The BC government’s decision to scrap EA reviews for wind projects “seems to be happening in an atmosphere of crisis,” Boon says, but no such energy crisis exists. He notes that “previous ‘cry wolf’ predictions by BC Hydro and special interest lobbyists have proven false.”

In fact, this new Call for Power program resembles the much-maligned Standing Offer Program initiated in 2008 under then-Premier Gordon Campbell. That program mandated BC Hydro to buy power from Independent Power Producers (IPPs) at inflated prices. It opened the floodgates to dozens of destructive run-of-river hydro projects.

The Standing Offer Program was canceled in 2019. The official reason given was that BC has a power surplus sufficient to meet demand until the 2030s.

So why the sudden change in direction? Boon points out that, “if we go hog-wild building more energy-intensive LNG plants that are dictated to run on ratepayer-subsidized grid power, that will indeed require a large buildout of infrastructure.” That’s because LNG plants require immense amounts of power to pressurize and supercool liquefied fracked gas to minus 162 degrees Celsuis.

Energy supply and demand

MLA Sonia Furstenau emphasized this point in the BC Legislature when the Call for Power was announced in April 2024. “LNG requires huge amounts of electricity. If all six [currently proposed] LNG plants were built in BC, that would require 43 terawatts of electricity per year,” she said. “For context, that’s 69% of BC total energy demand in 2022, or the equivalent of the electricity from more than eight Site C dams. That’s eight Site C dams for LNG projects alone.”

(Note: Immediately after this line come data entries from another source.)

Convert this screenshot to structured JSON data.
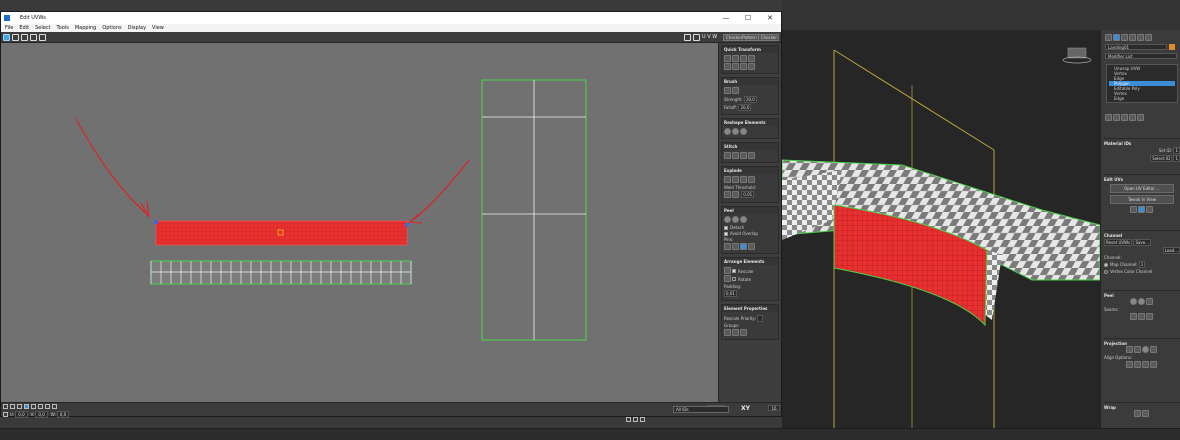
{
  "window": {
    "title": "Edit UVWs",
    "controls": [
      "—",
      "☐",
      "✕"
    ]
  },
  "menu": [
    "File",
    "Edit",
    "Select",
    "Tools",
    "Mapping",
    "Options",
    "Display",
    "View"
  ],
  "toolbar": {
    "uv_label": "U V W",
    "checker": "CheckerPattern ( Checker )"
  },
  "rollouts": {
    "quick_transform": "Quick Transform",
    "brush": "Brush",
    "strength_label": "Strength:",
    "strength_value": "20,0",
    "falloff_label": "Falloff:",
    "falloff_value": "20,0",
    "reshape": "Reshape Elements",
    "stitch": "Stitch",
    "explode": "Explode",
    "weld_label": "Weld",
    "threshold_label": "Threshold:",
    "threshold_value": "0,01",
    "peel": "Peel",
    "detach": "Detach",
    "avoid_overlap": "Avoid Overlap",
    "pins": "Pins:",
    "arrange": "Arrange Elements",
    "rescale": "Rescale",
    "rotate": "Rotate",
    "padding_label": "Padding:",
    "padding_value": "0,01",
    "element_props": "Element Properties",
    "rescale_priority": "Rescale Priority:",
    "groups": "Groups:"
  },
  "status": {
    "u_label": "U:",
    "u_value": "0,0",
    "v_label": "V:",
    "v_value": "0,0",
    "w_label": "W:",
    "w_value": "0,0",
    "xy": "XY",
    "zoom": "0,0",
    "grid": "16",
    "filter": "All IDs"
  },
  "command_panel": {
    "object_name": "Landing01",
    "modifier_list": "Modifier List",
    "stack": [
      {
        "label": "Unwrap UVW",
        "selected": false
      },
      {
        "label": "Vertex",
        "selected": false
      },
      {
        "label": "Edge",
        "selected": false
      },
      {
        "label": "Polygon",
        "selected": true
      },
      {
        "label": "Editable Poly",
        "selected": false
      },
      {
        "label": "Vertex",
        "selected": false
      },
      {
        "label": "Edge",
        "selected": false
      }
    ],
    "material_ids": "Material IDs",
    "set_id": "Set ID:",
    "set_id_value": "1",
    "select_id": "Select ID",
    "select_id_value": "1",
    "edit_uvs": "Edit UVs",
    "open_uv_editor": "Open UV Editor ...",
    "tweak_in_view": "Tweak In View",
    "channel": "Channel",
    "reset_uvws": "Reset UVWs",
    "save": "Save...",
    "load": "Load...",
    "channel_label": "Channel:",
    "map_channel": "Map Channel:",
    "map_channel_value": "1",
    "vertex_color_channel": "Vertex Color Channel",
    "peel": "Peel",
    "seams": "Seams:",
    "projection": "Projection",
    "align_options": "Align Options:",
    "wrap": "Wrap"
  },
  "colors": {
    "uv_background": "#717171",
    "selected_uv": "#e83030",
    "annotation": "#e02020",
    "uv_edge": "#f2f2f2",
    "uv_border": "#49d449",
    "accent": "#3b8ed6"
  }
}
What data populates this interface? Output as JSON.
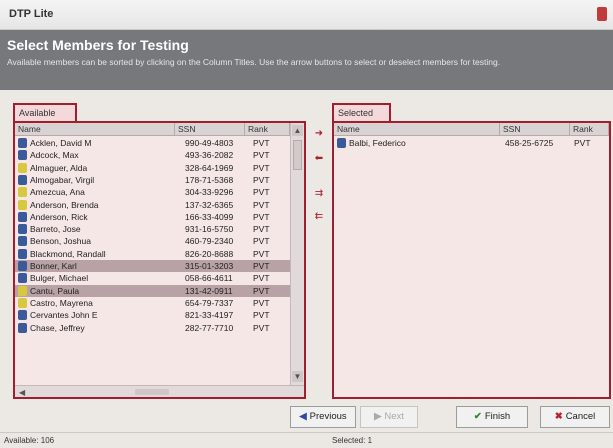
{
  "window": {
    "title": "DTP Lite"
  },
  "header": {
    "title": "Select Members for Testing",
    "description": "Available members can be sorted by clicking on the Column Titles. Use the arrow buttons to select or deselect members for testing."
  },
  "available": {
    "tab_label": "Available",
    "columns": [
      "Name",
      "SSN",
      "Rank"
    ],
    "rows": [
      {
        "name": "Acklen, David M",
        "ssn": "990-49-4803",
        "rank": "PVT",
        "icon": "person-icon",
        "color": "#3b5a9a",
        "selected": false
      },
      {
        "name": "Adcock, Max",
        "ssn": "493-36-2082",
        "rank": "PVT",
        "icon": "person-icon",
        "color": "#3b5a9a",
        "selected": false
      },
      {
        "name": "Almaguer, Alda",
        "ssn": "328-64-1969",
        "rank": "PVT",
        "icon": "person-icon",
        "color": "#d8c840",
        "selected": false
      },
      {
        "name": "Almogabar, Virgil",
        "ssn": "178-71-5368",
        "rank": "PVT",
        "icon": "person-icon",
        "color": "#3b5a9a",
        "selected": false
      },
      {
        "name": "Amezcua, Ana",
        "ssn": "304-33-9296",
        "rank": "PVT",
        "icon": "person-icon",
        "color": "#d8c840",
        "selected": false
      },
      {
        "name": "Anderson, Brenda",
        "ssn": "137-32-6365",
        "rank": "PVT",
        "icon": "person-icon",
        "color": "#d8c840",
        "selected": false
      },
      {
        "name": "Anderson, Rick",
        "ssn": "166-33-4099",
        "rank": "PVT",
        "icon": "person-icon",
        "color": "#3b5a9a",
        "selected": false
      },
      {
        "name": "Barreto, Jose",
        "ssn": "931-16-5750",
        "rank": "PVT",
        "icon": "person-icon",
        "color": "#3b5a9a",
        "selected": false
      },
      {
        "name": "Benson, Joshua",
        "ssn": "460-79-2340",
        "rank": "PVT",
        "icon": "person-icon",
        "color": "#3b5a9a",
        "selected": false
      },
      {
        "name": "Blackmond, Randall",
        "ssn": "826-20-8688",
        "rank": "PVT",
        "icon": "person-icon",
        "color": "#3b5a9a",
        "selected": false
      },
      {
        "name": "Bonner, Karl",
        "ssn": "315-01-3203",
        "rank": "PVT",
        "icon": "person-icon",
        "color": "#3b5a9a",
        "selected": true
      },
      {
        "name": "Bulger, Michael",
        "ssn": "058-66-4611",
        "rank": "PVT",
        "icon": "person-icon",
        "color": "#3b5a9a",
        "selected": false
      },
      {
        "name": "Cantu, Paula",
        "ssn": "131-42-0911",
        "rank": "PVT",
        "icon": "person-icon",
        "color": "#d8c840",
        "selected": true
      },
      {
        "name": "Castro, Mayrena",
        "ssn": "654-79-7337",
        "rank": "PVT",
        "icon": "person-icon",
        "color": "#d8c840",
        "selected": false
      },
      {
        "name": "Cervantes John E",
        "ssn": "821-33-4197",
        "rank": "PVT",
        "icon": "person-icon",
        "color": "#3b5a9a",
        "selected": false
      },
      {
        "name": "Chase, Jeffrey",
        "ssn": "282-77-7710",
        "rank": "PVT",
        "icon": "person-icon",
        "color": "#3b5a9a",
        "selected": false
      }
    ]
  },
  "selected": {
    "tab_label": "Selected",
    "columns": [
      "Name",
      "SSN",
      "Rank"
    ],
    "rows": [
      {
        "name": "Balbi, Federico",
        "ssn": "458-25-6725",
        "rank": "PVT",
        "icon": "person-icon",
        "color": "#3b5a9a"
      }
    ]
  },
  "arrows": [
    {
      "name": "move-right-icon",
      "glyph": "➜"
    },
    {
      "name": "move-left-icon",
      "glyph": "⬅"
    },
    {
      "name": "move-all-right-icon",
      "glyph": "⇉"
    },
    {
      "name": "move-all-left-icon",
      "glyph": "⇇"
    }
  ],
  "buttons": {
    "previous": "Previous",
    "next": "Next",
    "finish": "Finish",
    "cancel": "Cancel"
  },
  "status": {
    "available": "Available: 106",
    "selected": "Selected: 1"
  },
  "colors": {
    "accent": "#a01e2e",
    "panel_bg": "#f6e7e7",
    "header_bg": "#76787c",
    "selected_row": "#b8a2a6"
  }
}
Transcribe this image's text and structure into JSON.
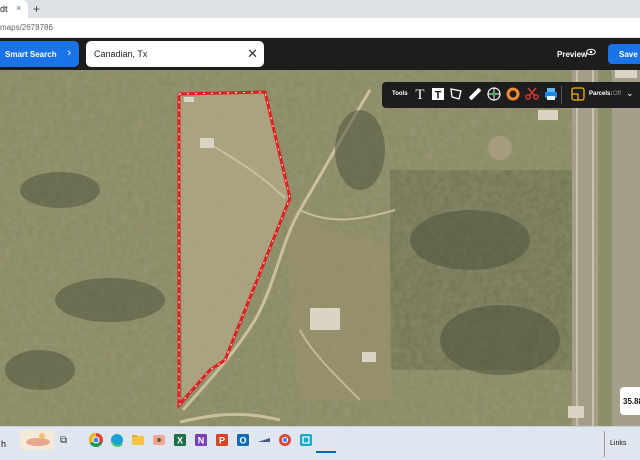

These proposed LNG plants would be built in deep-sea ports on the Pacific coast in order to export tankers full of liquefied fracked gas to China and the world. If Furstenau, Boon, and other observers are correct, the Province may be sacrificing environmental integrity to gamble on private profits in the global LNG market.

Ultimately, sacrificing land and water quality and pouring untold sums of money into “renewable” projects may not pay off. Solar, wind, and tidal energy technologies are evolving so rapidly, these projects could be obsolete in a few years.

The massive Ivanpah Solar Electric Generating System, once the largest solar energy project in the world, is being decommissioned after only ten years in operation. The plant, which covers 3,500 acres in the Mojave Desert, cost more than US$2 billion, including a reported $500 million loan from the US government. This colossal solar array is now getting scrapped because its concentrated solar thermal technology can’t compete with newer, more efficient, photovoltaic solar power.